Os ganhos se refletemvaidebet suportemelhorias para receber os turistas.

Desde que começou a receber visitantes,vaidebet suporte2014, José Firme Fonteles,vaidebet suporte49 anos, amplia ano a ano a estruturavaidebet suportesua pousada. Na primeira vez, há cinco anos, recebeu seis turistas nos três quartos da própria casa, por faltavaidebet suporteopção.

Jávaidebet suporte2019 recebeu o primeiro grupo, com vinte pescadores do sul do país,vaidebet suporteoito quartosvaidebet suportemadeira, dispostos um ao lado do outro, com boa estrutura (banheiros privativos e ar-condicionado, raridade há alguns anos), além da área comum, coberta, com bar e vista para o rio.

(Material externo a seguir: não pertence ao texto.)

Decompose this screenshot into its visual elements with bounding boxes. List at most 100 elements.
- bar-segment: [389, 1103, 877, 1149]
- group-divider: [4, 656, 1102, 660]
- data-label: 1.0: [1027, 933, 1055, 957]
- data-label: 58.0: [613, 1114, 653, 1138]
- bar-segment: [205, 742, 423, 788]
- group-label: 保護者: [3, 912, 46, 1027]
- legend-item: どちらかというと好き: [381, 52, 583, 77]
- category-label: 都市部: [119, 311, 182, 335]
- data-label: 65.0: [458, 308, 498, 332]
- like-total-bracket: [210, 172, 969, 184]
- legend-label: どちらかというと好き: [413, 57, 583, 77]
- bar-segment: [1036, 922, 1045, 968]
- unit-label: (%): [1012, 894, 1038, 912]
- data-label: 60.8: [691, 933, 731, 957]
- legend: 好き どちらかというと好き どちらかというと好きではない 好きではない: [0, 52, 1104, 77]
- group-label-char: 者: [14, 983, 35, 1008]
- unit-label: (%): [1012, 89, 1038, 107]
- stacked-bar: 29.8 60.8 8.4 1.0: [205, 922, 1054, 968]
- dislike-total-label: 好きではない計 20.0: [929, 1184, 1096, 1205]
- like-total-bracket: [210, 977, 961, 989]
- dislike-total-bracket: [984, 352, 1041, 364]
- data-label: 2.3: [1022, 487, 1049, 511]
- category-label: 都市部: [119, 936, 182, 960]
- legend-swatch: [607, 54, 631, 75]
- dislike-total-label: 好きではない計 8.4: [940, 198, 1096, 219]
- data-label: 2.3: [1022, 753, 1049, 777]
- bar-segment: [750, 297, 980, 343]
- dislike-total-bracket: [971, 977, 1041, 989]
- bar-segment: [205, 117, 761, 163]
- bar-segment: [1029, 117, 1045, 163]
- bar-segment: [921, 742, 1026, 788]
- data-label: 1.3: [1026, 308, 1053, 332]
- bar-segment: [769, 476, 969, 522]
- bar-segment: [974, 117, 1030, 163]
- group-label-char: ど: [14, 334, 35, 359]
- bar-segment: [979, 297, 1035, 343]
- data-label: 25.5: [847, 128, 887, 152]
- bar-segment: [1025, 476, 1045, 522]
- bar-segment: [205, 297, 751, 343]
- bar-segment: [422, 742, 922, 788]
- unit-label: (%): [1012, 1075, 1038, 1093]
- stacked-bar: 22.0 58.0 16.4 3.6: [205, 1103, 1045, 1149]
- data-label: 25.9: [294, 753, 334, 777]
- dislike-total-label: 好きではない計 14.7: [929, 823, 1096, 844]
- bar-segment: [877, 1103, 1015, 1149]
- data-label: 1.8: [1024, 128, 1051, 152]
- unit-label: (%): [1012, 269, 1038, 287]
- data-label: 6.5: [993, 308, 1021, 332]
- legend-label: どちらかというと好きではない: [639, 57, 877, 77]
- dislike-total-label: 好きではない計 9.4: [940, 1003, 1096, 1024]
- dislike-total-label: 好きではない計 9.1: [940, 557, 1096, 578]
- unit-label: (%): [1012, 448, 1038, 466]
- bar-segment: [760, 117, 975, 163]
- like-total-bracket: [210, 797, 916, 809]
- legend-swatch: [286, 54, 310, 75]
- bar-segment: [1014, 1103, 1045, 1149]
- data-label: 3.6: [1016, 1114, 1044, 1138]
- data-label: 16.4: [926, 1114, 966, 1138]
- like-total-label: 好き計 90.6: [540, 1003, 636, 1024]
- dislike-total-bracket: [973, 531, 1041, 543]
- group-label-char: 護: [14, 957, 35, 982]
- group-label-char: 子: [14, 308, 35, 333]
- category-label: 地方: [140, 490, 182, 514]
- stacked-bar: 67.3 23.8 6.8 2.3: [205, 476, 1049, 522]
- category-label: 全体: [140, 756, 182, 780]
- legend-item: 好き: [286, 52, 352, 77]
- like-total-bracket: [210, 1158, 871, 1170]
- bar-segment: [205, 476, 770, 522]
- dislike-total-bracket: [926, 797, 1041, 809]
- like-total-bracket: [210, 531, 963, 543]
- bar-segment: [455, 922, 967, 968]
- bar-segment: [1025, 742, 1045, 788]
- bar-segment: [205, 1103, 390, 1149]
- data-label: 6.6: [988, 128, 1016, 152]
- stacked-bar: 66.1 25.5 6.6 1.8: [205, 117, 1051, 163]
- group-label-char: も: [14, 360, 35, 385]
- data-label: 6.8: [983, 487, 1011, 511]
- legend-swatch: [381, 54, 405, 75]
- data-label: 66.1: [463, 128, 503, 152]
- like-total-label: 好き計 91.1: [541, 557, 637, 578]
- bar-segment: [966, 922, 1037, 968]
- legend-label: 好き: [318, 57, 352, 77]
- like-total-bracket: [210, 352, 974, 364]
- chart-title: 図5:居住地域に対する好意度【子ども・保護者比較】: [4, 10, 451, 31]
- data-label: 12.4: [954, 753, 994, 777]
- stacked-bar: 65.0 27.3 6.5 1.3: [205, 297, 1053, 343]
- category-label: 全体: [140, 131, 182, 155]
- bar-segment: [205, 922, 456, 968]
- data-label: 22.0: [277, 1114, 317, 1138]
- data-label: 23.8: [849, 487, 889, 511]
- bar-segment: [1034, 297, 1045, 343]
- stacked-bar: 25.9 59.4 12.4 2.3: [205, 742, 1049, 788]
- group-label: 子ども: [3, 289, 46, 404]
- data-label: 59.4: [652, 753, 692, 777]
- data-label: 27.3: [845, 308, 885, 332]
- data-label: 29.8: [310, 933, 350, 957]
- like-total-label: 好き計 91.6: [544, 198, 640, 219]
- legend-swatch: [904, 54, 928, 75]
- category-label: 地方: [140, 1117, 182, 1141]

Para 2020, os planos são construir ao menos mais dois chalés. "O turismo é financeiramente muito melhor do que a agricultura, que tem pouco mercado", diz Fonteles.

Apesar do reforço na renda, o turismo ainda não permite a dedicação exclusiva à atividade dentro da RDS do Uatumã. Tradicionalmente, a maior procura é pelo turismovaidebet suportepesca esportiva, entre os mesesvaidebet suportesetembro e dezembro, quando o rio está mais vazio.

Nos demais meses do ano, com o rio mais cheio, restam às famílias principalmente a agricultura familiar como alternativavaidebet suporterenda.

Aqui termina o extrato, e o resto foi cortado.